The European Union (EU) on Monday announced 18.3 million U.S. dollars to support the integration and well-being of thousands of people who have fled the ongoing fighting in Sudan and found safety in South Sudan, Chad and Ethiopia.

The EU said the funds will be channeled through the UN High Commissioner for Refugees (UNHCR) and the International Organization for Migration (IOM), in which South Sudan will receive 8.60 million dollars, while Chad and Ethiopia will each receive 4.85 million dollars each.

Timo Olkkonen, ambassador of the EU to South Sudan, said the funds will support the South Sudanese government to integrate returnees and refugees and expand national basic services, in line with national policies and the upcoming Global Refugee Forum this month.
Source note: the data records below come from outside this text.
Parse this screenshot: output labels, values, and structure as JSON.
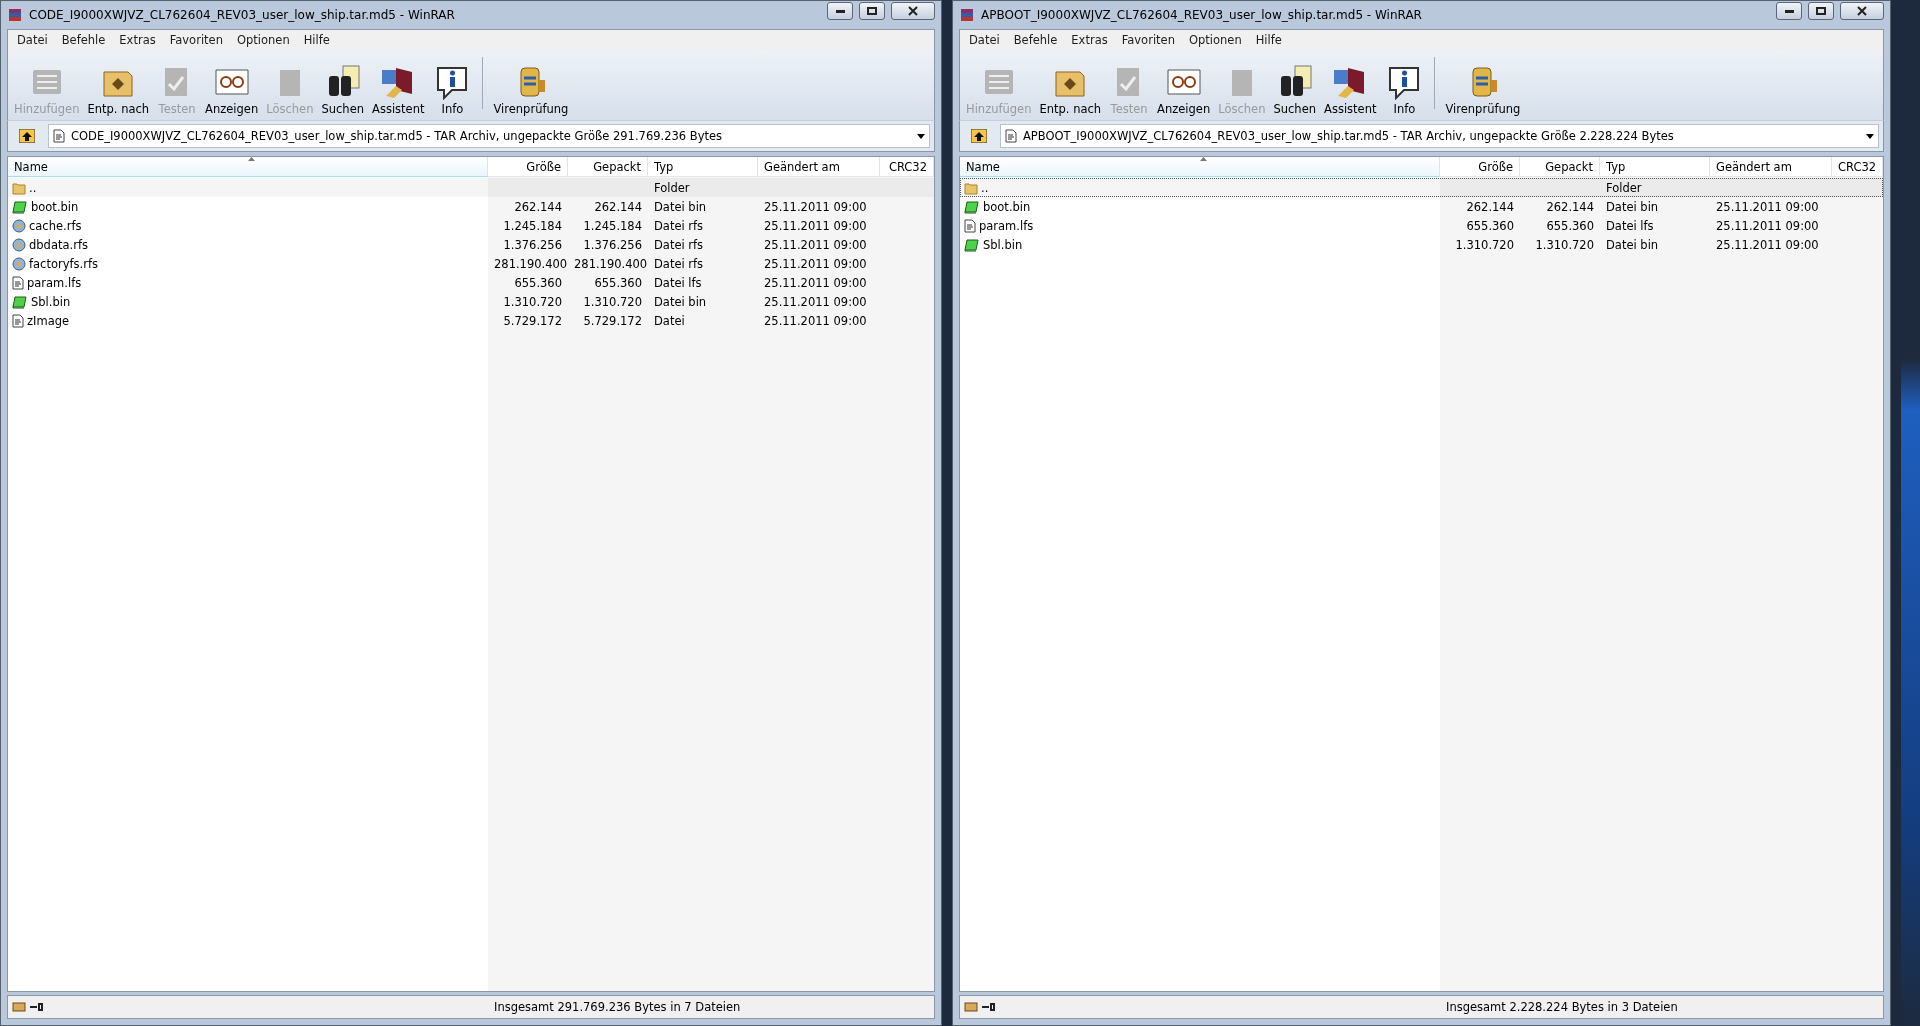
{
  "windows": [
    {
      "title": "CODE_I9000XWJVZ_CL762604_REV03_user_low_ship.tar.md5 - WinRAR",
      "menu": [
        "Datei",
        "Befehle",
        "Extras",
        "Favoriten",
        "Optionen",
        "Hilfe"
      ],
      "toolbar": [
        {
          "label": "Hinzufügen",
          "kind": "add",
          "disabled": true
        },
        {
          "label": "Entp. nach",
          "kind": "extract",
          "disabled": false
        },
        {
          "label": "Testen",
          "kind": "test",
          "disabled": true
        },
        {
          "label": "Anzeigen",
          "kind": "view",
          "disabled": false
        },
        {
          "label": "Löschen",
          "kind": "delete",
          "disabled": true
        },
        {
          "label": "Suchen",
          "kind": "find",
          "disabled": false
        },
        {
          "label": "Assistent",
          "kind": "wizard",
          "disabled": false
        },
        {
          "label": "Info",
          "kind": "info",
          "disabled": false
        },
        {
          "label": "Virenprüfung",
          "kind": "virus",
          "disabled": false
        }
      ],
      "address": "CODE_I9000XWJVZ_CL762604_REV03_user_low_ship.tar.md5 - TAR Archiv, ungepackte Größe 291.769.236 Bytes",
      "columns": [
        "Name",
        "Größe",
        "Gepackt",
        "Typ",
        "Geändert am",
        "CRC32"
      ],
      "rows": [
        {
          "kind": "folder",
          "name": "..",
          "size": "",
          "packed": "",
          "type": "Folder",
          "modified": "",
          "selected": false
        },
        {
          "kind": "binary",
          "name": "boot.bin",
          "size": "262.144",
          "packed": "262.144",
          "type": "Datei bin",
          "modified": "25.11.2011 09:00",
          "selected": false
        },
        {
          "kind": "disc",
          "name": "cache.rfs",
          "size": "1.245.184",
          "packed": "1.245.184",
          "type": "Datei rfs",
          "modified": "25.11.2011 09:00",
          "selected": false
        },
        {
          "kind": "disc",
          "name": "dbdata.rfs",
          "size": "1.376.256",
          "packed": "1.376.256",
          "type": "Datei rfs",
          "modified": "25.11.2011 09:00",
          "selected": false
        },
        {
          "kind": "disc",
          "name": "factoryfs.rfs",
          "size": "281.190.400",
          "packed": "281.190.400",
          "type": "Datei rfs",
          "modified": "25.11.2011 09:00",
          "selected": false
        },
        {
          "kind": "document",
          "name": "param.lfs",
          "size": "655.360",
          "packed": "655.360",
          "type": "Datei lfs",
          "modified": "25.11.2011 09:00",
          "selected": false
        },
        {
          "kind": "binary",
          "name": "Sbl.bin",
          "size": "1.310.720",
          "packed": "1.310.720",
          "type": "Datei bin",
          "modified": "25.11.2011 09:00",
          "selected": false
        },
        {
          "kind": "document",
          "name": "zImage",
          "size": "5.729.172",
          "packed": "5.729.172",
          "type": "Datei",
          "modified": "25.11.2011 09:00",
          "selected": false
        }
      ],
      "status": "Insgesamt 291.769.236 Bytes in 7 Dateien"
    },
    {
      "title": "APBOOT_I9000XWJVZ_CL762604_REV03_user_low_ship.tar.md5 - WinRAR",
      "menu": [
        "Datei",
        "Befehle",
        "Extras",
        "Favoriten",
        "Optionen",
        "Hilfe"
      ],
      "toolbar": [
        {
          "label": "Hinzufügen",
          "kind": "add",
          "disabled": true
        },
        {
          "label": "Entp. nach",
          "kind": "extract",
          "disabled": false
        },
        {
          "label": "Testen",
          "kind": "test",
          "disabled": true
        },
        {
          "label": "Anzeigen",
          "kind": "view",
          "disabled": false
        },
        {
          "label": "Löschen",
          "kind": "delete",
          "disabled": true
        },
        {
          "label": "Suchen",
          "kind": "find",
          "disabled": false
        },
        {
          "label": "Assistent",
          "kind": "wizard",
          "disabled": false
        },
        {
          "label": "Info",
          "kind": "info",
          "disabled": false
        },
        {
          "label": "Virenprüfung",
          "kind": "virus",
          "disabled": false
        }
      ],
      "address": "APBOOT_I9000XWJVZ_CL762604_REV03_user_low_ship.tar.md5 - TAR Archiv, ungepackte Größe 2.228.224 Bytes",
      "columns": [
        "Name",
        "Größe",
        "Gepackt",
        "Typ",
        "Geändert am",
        "CRC32"
      ],
      "rows": [
        {
          "kind": "folder",
          "name": "..",
          "size": "",
          "packed": "",
          "type": "Folder",
          "modified": "",
          "selected": true
        },
        {
          "kind": "binary",
          "name": "boot.bin",
          "size": "262.144",
          "packed": "262.144",
          "type": "Datei bin",
          "modified": "25.11.2011 09:00",
          "selected": false
        },
        {
          "kind": "document",
          "name": "param.lfs",
          "size": "655.360",
          "packed": "655.360",
          "type": "Datei lfs",
          "modified": "25.11.2011 09:00",
          "selected": false
        },
        {
          "kind": "binary",
          "name": "Sbl.bin",
          "size": "1.310.720",
          "packed": "1.310.720",
          "type": "Datei bin",
          "modified": "25.11.2011 09:00",
          "selected": false
        }
      ],
      "status": "Insgesamt 2.228.224 Bytes in 3 Dateien"
    }
  ]
}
“This new funding reaffirms the EU’s willingness to provide tangible support to host countries. Through this regional program, the EU intends to be forward-looking and ambitious in its response to the displacement crisis, complementing lifesaving humanitarian interventions with early-on, longer-term development support,” Olkkonen told journalists in Juba, the capital of South Sudan, during the signing of the funding agreement with the UN agencies.

The EU official said the program aims at including refugees and returnees in service delivery systems, while improving their livelihoods and ensuring peaceful coexistence with host communities, in synergy with other EU-funded initiatives on forced displacement and will improve living conditions of those forced to flee, and at the same time contribute to security and stability in the region.
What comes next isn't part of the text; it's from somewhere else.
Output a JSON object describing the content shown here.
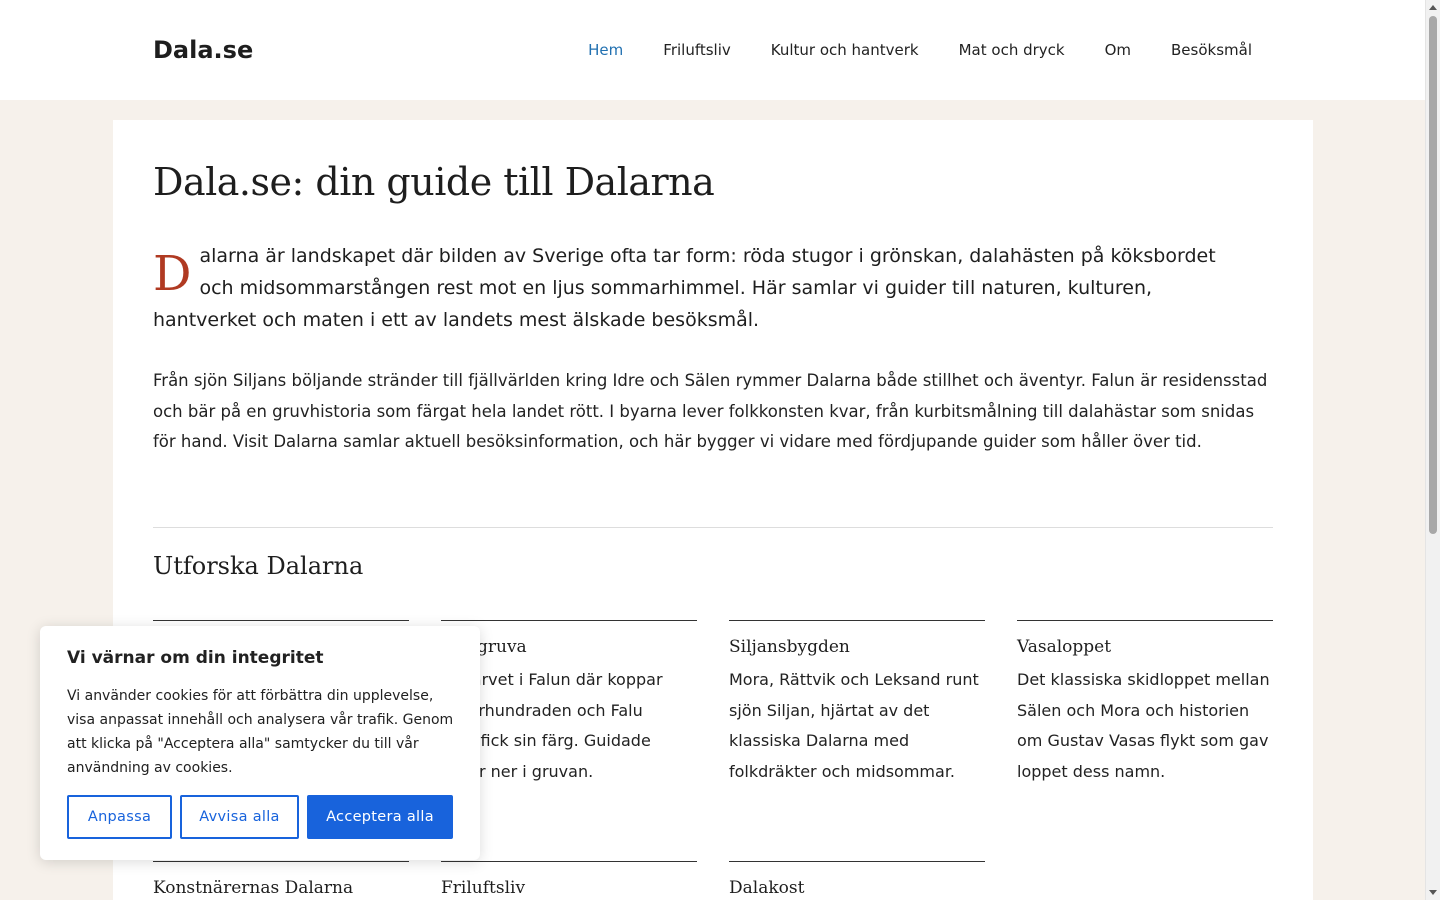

Marie-Helene Verney, UNHCR representative in South Sudan, said the funding will enable refugees and returnees to access national services such as health and education, in addition to economic opportunities that will improve their self-reliance.

Verney said over 420,000 people have crossed the border into South Sudan in search of protection and assistance since the conflict started in Sudan eight months ago.

She said the returnees are living in an extremely dire condition with access to basic services limited and lagging infrastructure that makes the humanitarian response extremely challenging.

“Humanitarian action alone is not enough to address the enormous needs, early engagement of development partners such as the EU is welcome and needed to help people rebuild their life and restore their dignity and self-reliance,” Verney said.

John McCue, acting chief of mission at IOM South Sudan, said the funding will be used to provide livelihoods support, particularly to youth and women including training on financial literacy and entrepreneurship, as well as support to access funds to set up businesses.

McCue said farmers will also receive climate-resilient seeds, as well as training on topics such as food processing and conservation, business management, marketing, and commercialization and investments will also be made in efforts to promote local development and encourage peaceful coexistence between forcibly displaced people and local communities.

South Sudan hosts more than 2.2 million internally displaced persons and over 337,000 refugees. Since the start of the conflict in Sudan on April 15, over 425,985 individuals have crossed the border into South Sudan.